Changes in the measured differential electronic pair-distribution function ΔD_e(r) exposed to 80% RH at room temperature relative to dry amorphous Indomethacin at time=0. The insert shows the changes in height of the peak at r = 4.4 Å as a function of time with the uptake of water.

Molecular dynamics simulations of hydrated amorphous Indomethacin show that most hydrogen bond donors occur at the carboxylic acid site, and that water molecules act as hydrogen donors with all oxygens in the molecule, but primarily at the amide and carboxylic groups.²¹ The water molecules are predicted form slightly stronger (i.e. ~3% shorter) hydrogen bonds with Indomethacin molecules than those found in Indomethacin dimers. To test this, a simple model was created with a water molecule in a linear hydrogen bond with the carboxylic acid site as shown in Fig. 7. The hydrogen bond distance was varied and ΔD_e(r) calculated corresponding to only the interactions between the water molecule and an Indomethacin Z isomer. Since x-rays scatter more strongly from the oxygen and carbon atoms compared to hydrogen, the shortest distances in the PDF can be attributed to the water-carboxylic acid distances (centered on ~4.4 Å), followed by water-indole group correlations at ~7.4 Å. Based on this simple linear hydrogen bonding model an OH–O distance of ~2.8 Å was found, which is slightly longer than the ~2.7 Å distance observed in γ or α Indomethacin, but shorter than the first shell of bulk water at 2.9 Å ³³ In an amorphous material with water molecules in many different hydrogen bonded orientations with Indomethacin the second peak at ~7.4 Å will become smeared out, and the 4.4 A peak would become the dominant feature in the x-ray PDF.

Figure 7.

The measured differential electronic pair-distribution function ΔD_e(r) of cryoground amorphous Indomethacin after exposure to 80% RH at room temperature for ~40 h, compared to a linear 2.8 Å inter-molecular hydrogen bond model between a water molecule and an Indomethacin Z isomer molecule.

Conclusions

Pharmaceuticals in the amorphous state are known to exhibit enhanced dissolution & bioavailabilities compared to their crystalline counterparts.
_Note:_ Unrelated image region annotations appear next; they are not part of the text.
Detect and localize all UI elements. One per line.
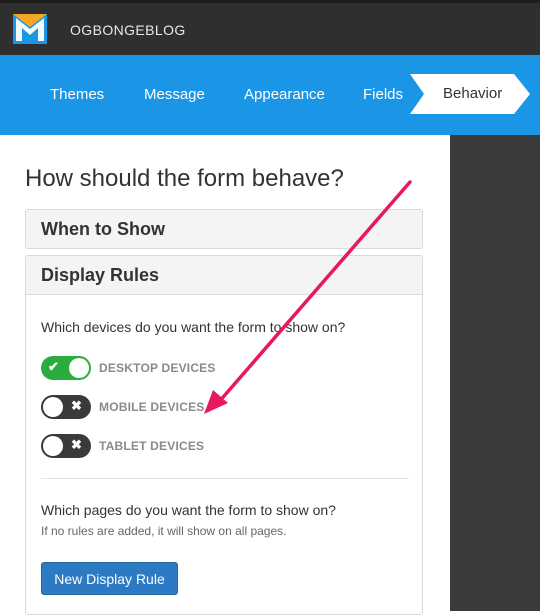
- devices-question: Which devices do you want the form to sh…: [41, 319, 346, 335]
- tablet-devices-label: TABLET DEVICES: [99, 439, 205, 453]
- envelope-m-logo-icon[interactable]: [13, 14, 47, 44]
- toggle-knob: [69, 358, 89, 378]
- display-rules-title[interactable]: Display Rules: [26, 256, 422, 295]
- desktop-devices-label: DESKTOP DEVICES: [99, 361, 216, 375]
- desktop-toggle[interactable]: ✔: [41, 356, 91, 380]
- display-rules-section: Display Rules Which devices do you want …: [25, 255, 423, 615]
- mobile-toggle[interactable]: ✖: [41, 395, 91, 419]
- tab-behavior[interactable]: Behavior: [443, 74, 502, 114]
- pages-question: Which pages do you want the form to show…: [41, 502, 336, 518]
- page-title: How should the form behave?: [25, 165, 344, 192]
- tab-message[interactable]: Message: [144, 55, 205, 135]
- mobile-devices-label: MOBILE DEVICES: [99, 400, 205, 414]
- divider: [41, 478, 409, 479]
- pages-hint: If no rules are added, it will show on a…: [41, 524, 287, 538]
- x-icon: ✖: [71, 398, 82, 413]
- tab-appearance[interactable]: Appearance: [244, 55, 325, 135]
- top-bar: OGBONGEBLOG: [0, 0, 540, 55]
- when-to-show-title[interactable]: When to Show: [26, 210, 422, 248]
- check-icon: ✔: [48, 359, 59, 374]
- tab-fields[interactable]: Fields: [363, 55, 403, 135]
- builder-nav: Themes Message Appearance Fields Behavio…: [0, 55, 540, 135]
- new-display-rule-button[interactable]: New Display Rule: [41, 562, 178, 595]
- toggle-knob: [43, 436, 63, 456]
- toggle-knob: [43, 397, 63, 417]
- preview-area: [450, 135, 540, 611]
- settings-panel: How should the form behave? When to Show…: [0, 135, 450, 615]
- x-icon: ✖: [71, 437, 82, 452]
- when-to-show-section[interactable]: When to Show: [25, 209, 423, 249]
- tab-themes[interactable]: Themes: [50, 55, 104, 135]
- tablet-toggle[interactable]: ✖: [41, 434, 91, 458]
- brand-name[interactable]: OGBONGEBLOG: [70, 22, 186, 38]
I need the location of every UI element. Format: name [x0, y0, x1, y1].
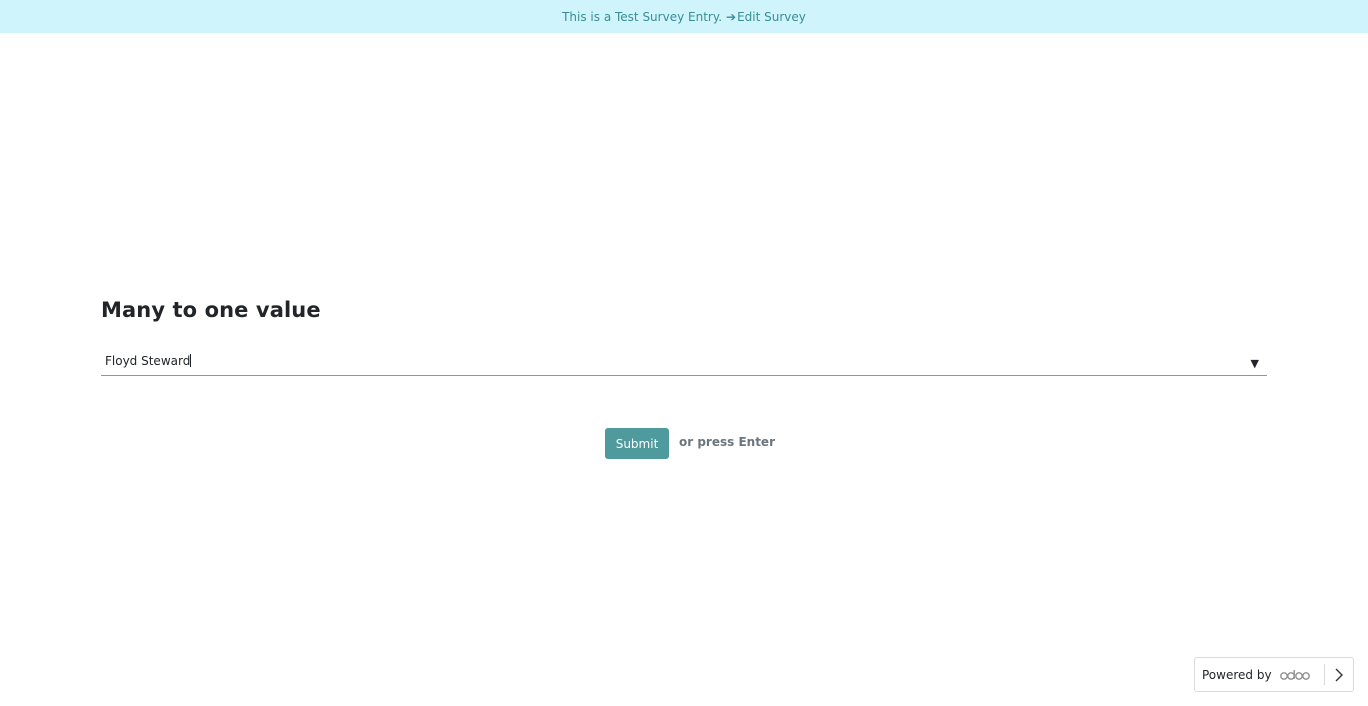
- odoo-logo: [1279, 669, 1310, 680]
- dropdown-arrow-icon[interactable]: ▼: [1251, 357, 1259, 370]
- text-cursor: [190, 354, 192, 367]
- badge-divider: [1324, 664, 1325, 685]
- powered-by-label: Powered by: [1202, 667, 1272, 682]
- banner-text: This is a Test Survey Entry.: [562, 9, 723, 24]
- many-to-one-select[interactable]: Floyd Steward ▼: [101, 350, 1267, 376]
- test-survey-banner: This is a Test Survey Entry. ➔ Edit Surv…: [0, 0, 1368, 33]
- powered-by-badge[interactable]: Powered by: [1194, 657, 1354, 692]
- chevron-right-icon[interactable]: [1332, 667, 1346, 683]
- select-value[interactable]: Floyd Steward: [105, 354, 192, 368]
- press-enter-hint: or press Enter: [679, 435, 775, 449]
- submit-button[interactable]: Submit: [605, 428, 669, 459]
- question-title: Many to one value: [101, 298, 321, 322]
- arrow-right-icon: ➔: [726, 9, 737, 24]
- edit-survey-link[interactable]: Edit Survey: [737, 10, 806, 24]
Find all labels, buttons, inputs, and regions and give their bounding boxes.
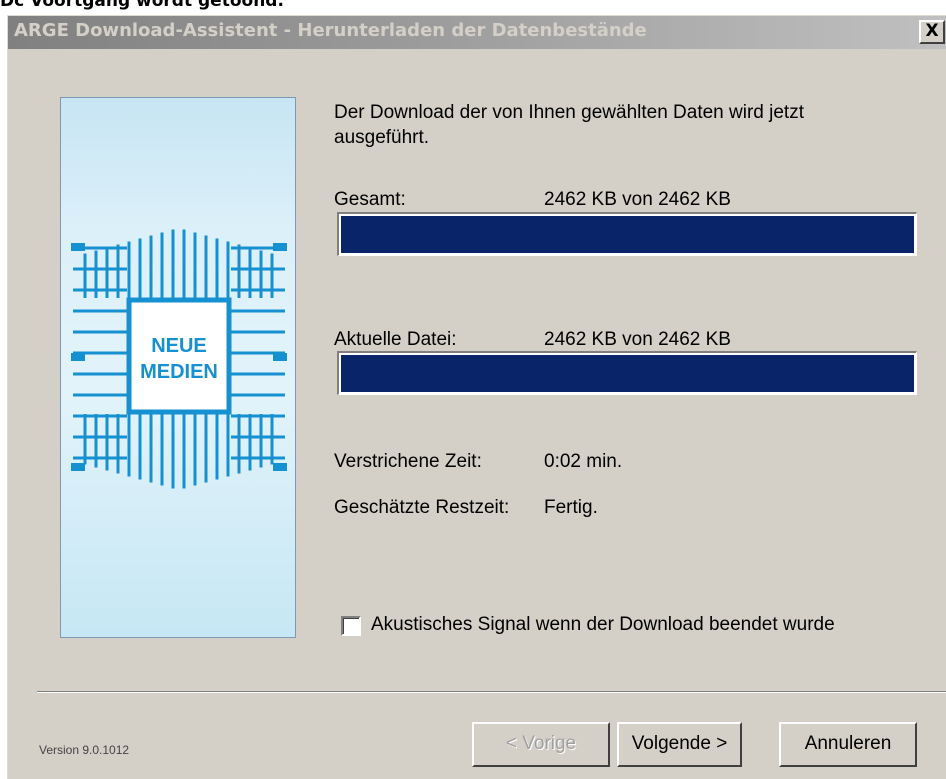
elapsed-time-value: 0:02 min. xyxy=(544,451,623,472)
close-button[interactable]: X xyxy=(919,20,945,44)
current-file-value: 2462 KB von 2462 KB xyxy=(544,329,731,350)
title-bar[interactable]: ARGE Download-Assistent - Herunterladen … xyxy=(8,16,946,49)
page-caption: Dc Voortgang wordt getoond. xyxy=(0,0,284,11)
elapsed-time-label: Verstrichene Zeit: xyxy=(334,451,482,472)
total-label: Gesamt: xyxy=(334,189,406,210)
window-title: ARGE Download-Assistent - Herunterladen … xyxy=(14,20,647,41)
logo-text-medien: MEDIEN xyxy=(140,361,218,383)
total-progress-fill xyxy=(341,216,914,253)
total-value: 2462 KB von 2462 KB xyxy=(544,189,731,210)
acoustic-signal-label[interactable]: Akustisches Signal wenn der Download bee… xyxy=(371,614,835,636)
version-text: Version 9.0.1012 xyxy=(39,743,130,757)
intro-text: Der Download der von Ihnen gewählten Dat… xyxy=(334,102,804,148)
current-file-progress-bar xyxy=(337,351,917,395)
wizard-window: ARGE Download-Assistent - Herunterladen … xyxy=(7,15,946,779)
logo-text-neue: NEUE xyxy=(151,335,207,357)
previous-button[interactable]: < Vorige xyxy=(472,722,610,767)
total-progress-bar xyxy=(337,212,917,256)
remaining-time-value: Fertig. xyxy=(544,497,598,518)
close-icon: X xyxy=(925,21,939,41)
acoustic-signal-checkbox[interactable] xyxy=(341,616,361,636)
next-button[interactable]: Volgende > xyxy=(617,722,742,767)
remaining-time-label: Geschätzte Restzeit: xyxy=(334,497,510,518)
current-file-progress-fill xyxy=(341,355,914,392)
banner-image: NEUE MEDIEN xyxy=(60,97,296,638)
current-file-label: Aktuelle Datei: xyxy=(334,329,457,350)
footer-separator xyxy=(37,691,946,693)
cancel-button[interactable]: Annuleren xyxy=(779,722,917,767)
neue-medien-logo: NEUE MEDIEN xyxy=(71,229,287,489)
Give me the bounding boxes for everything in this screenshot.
However, the meta-stable nature of amorphous materials, storage conditions and elevated humidity conditions can result in the spontaneous conversion back to a stable crystalline form.¹ This study confirms that not only the fabrication method can have an influence on the amorphous structure, but also the storage conditions. While some samples measured show a largely unhindered rotation of the chlorobenzyl ring in the dry amorphous form, others show preferred torsional angles consistent with those observed in the known isomers. High energy x-ray PDF measurements show that the hindered intra-molecular conformations associated with the preferred orientation of the chlorobenzyl ring occurs at the expense of intermolecular hydrogen bonding interactions. At high humidity, water molecules form hydrogen bonds with Indomethacin molecules leading to partial hydration of the amorphous form which stabilizes over the period of many (>10) hours. A simple linear hydrogen bond PDF model between a water molecule and an Indomethacin Z isomer, suggest the intermolecular hydrogen bond strengths are comparable to those found between Indomethacin dimers. The variability in structure of the Indomethacin molecule in the amorphous form makes it problematic to adopt as a standard for x-ray Pair Distribution Function measurements of glassy pharmaceuticals. A simpler molecule with a more rigid structure is recommended.